Written at on English with a size of 2.91 KB.

La Celestina (1499)

The play was first published anonymously, attributed to an anonymous author, and focused on the characters of Melibea and Callisto. It consisted of 16 acts. Later, it was attributed to Fernando de Rojas. In 1502, it was printed with a new title, Tragicomedy of Calisto and Melibea, and with 5 new acts. The work is known mainly as La Celestina. La Celestina is a very long work in dialogue. Some consider it a novel, others a play, while others think it is a dialogued novel.

Style: Cultured and popular language.

Characters: Divided into two groups: the upper class, such as Calisto and Melibea, and the popular class, such as Celestina, prostitutes, and servants.

Topics: Love, death, greed, selfishness, avarice, class struggle.

The Ballads

"Old Ballads" refers to the set of ballads from the late Middle Ages. The romances written by these educated poets are "new romances." Alongside the old ballads and new romances, there are also modern oral ones. The origin of the romances in the late Middle Ages can be found in the decomposition of epics. It could also be seen as an independent genre born of *cantares de gesta* (songs of deeds), the result of a poet's invention. The Romance is defined as an epic-lyric poem.

Many features of the ballads are related to popular song and epic feats. The most common resources are repetitions, enumerations, antitheses, the use of formulas and epic epithets, frequent dialogues, and didactic simplicity. They are classified into four groups:

  • Epic theme
  • Border (Castilian and Moorish)
  • French-themed
  • Romantic epic and lyric

Jorge Manrique

A member of a powerful Castilian family, Jorge Manrique devoted his life to politics and war. His poetry reflects courtly love lyricism, continuing the tradition of courtly love, but with innovations from Petrarch. The verses on the death of his father are what made Jorge Manrique one of the most important authors of Spanish literature (it is an elegy). The verses deal with typically medieval subjects and the final tribute to his father. The poem is composed of stanzas of *pie quebrado* (broken foot), and its style is simple.

15th Century Theater

There were poems and *danzas macabras* (macabre dances), in which a sinister Death invites every man to dance, from the humblest to the most powerful.
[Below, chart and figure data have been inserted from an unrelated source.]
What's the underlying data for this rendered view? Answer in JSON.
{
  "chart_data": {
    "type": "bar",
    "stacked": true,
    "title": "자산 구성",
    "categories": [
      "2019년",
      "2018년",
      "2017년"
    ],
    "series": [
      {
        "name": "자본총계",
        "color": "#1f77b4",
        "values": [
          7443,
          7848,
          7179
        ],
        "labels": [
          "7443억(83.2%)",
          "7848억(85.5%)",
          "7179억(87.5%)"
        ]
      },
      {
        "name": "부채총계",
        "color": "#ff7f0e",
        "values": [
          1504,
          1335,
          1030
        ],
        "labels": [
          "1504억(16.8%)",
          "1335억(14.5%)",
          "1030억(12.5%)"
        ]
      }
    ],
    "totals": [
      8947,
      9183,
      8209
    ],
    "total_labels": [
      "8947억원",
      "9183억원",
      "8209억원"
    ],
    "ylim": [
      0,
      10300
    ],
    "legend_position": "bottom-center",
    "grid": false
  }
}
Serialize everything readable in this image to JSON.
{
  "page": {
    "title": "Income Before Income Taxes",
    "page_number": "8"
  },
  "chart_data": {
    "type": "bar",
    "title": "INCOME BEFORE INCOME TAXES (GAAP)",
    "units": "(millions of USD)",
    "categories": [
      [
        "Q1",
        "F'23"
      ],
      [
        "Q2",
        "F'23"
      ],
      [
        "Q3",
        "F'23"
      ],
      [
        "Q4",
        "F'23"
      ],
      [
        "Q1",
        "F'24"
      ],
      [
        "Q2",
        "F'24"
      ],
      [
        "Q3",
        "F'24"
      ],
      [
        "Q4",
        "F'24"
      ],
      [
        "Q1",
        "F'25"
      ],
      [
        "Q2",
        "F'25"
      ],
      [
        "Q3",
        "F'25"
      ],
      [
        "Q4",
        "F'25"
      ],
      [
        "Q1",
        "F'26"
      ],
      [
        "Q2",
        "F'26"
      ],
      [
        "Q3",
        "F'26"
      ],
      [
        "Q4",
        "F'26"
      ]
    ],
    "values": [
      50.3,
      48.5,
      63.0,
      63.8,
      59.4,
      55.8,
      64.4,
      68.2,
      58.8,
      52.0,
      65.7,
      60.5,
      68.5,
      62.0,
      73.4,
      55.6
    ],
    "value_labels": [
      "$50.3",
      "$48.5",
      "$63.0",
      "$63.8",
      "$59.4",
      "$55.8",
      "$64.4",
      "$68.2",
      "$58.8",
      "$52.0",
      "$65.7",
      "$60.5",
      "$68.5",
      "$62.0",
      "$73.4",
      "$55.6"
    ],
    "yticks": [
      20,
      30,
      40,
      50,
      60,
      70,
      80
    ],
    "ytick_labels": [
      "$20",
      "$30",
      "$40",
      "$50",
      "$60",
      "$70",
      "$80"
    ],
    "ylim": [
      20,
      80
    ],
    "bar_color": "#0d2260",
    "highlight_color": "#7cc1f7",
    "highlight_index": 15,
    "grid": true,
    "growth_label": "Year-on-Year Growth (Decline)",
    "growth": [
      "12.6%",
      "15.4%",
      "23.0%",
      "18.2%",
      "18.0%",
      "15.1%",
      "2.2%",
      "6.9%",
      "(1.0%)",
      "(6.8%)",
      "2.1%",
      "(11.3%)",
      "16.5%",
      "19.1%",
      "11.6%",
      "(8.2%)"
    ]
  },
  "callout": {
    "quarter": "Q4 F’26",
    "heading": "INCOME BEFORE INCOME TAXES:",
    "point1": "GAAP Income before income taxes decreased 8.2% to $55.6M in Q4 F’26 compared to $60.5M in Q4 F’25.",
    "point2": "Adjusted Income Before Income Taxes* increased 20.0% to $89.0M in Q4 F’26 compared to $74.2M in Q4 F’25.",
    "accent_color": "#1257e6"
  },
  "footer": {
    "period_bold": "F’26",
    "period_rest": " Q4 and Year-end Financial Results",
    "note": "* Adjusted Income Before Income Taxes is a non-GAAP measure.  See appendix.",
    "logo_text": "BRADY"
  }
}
  • Religious Theater: Different works, called *autos*, were represented on the feast of Corpus Christi.
  • Profane Theater: The rise of the nobility was essential, who began to host dramatic representations in their palaces. Popular theater became courtly theater. Juan del Encina, who excelled as a musician, poet, actor, and playwright at the court of the Dukes of Alba, played a significant role in this transformation.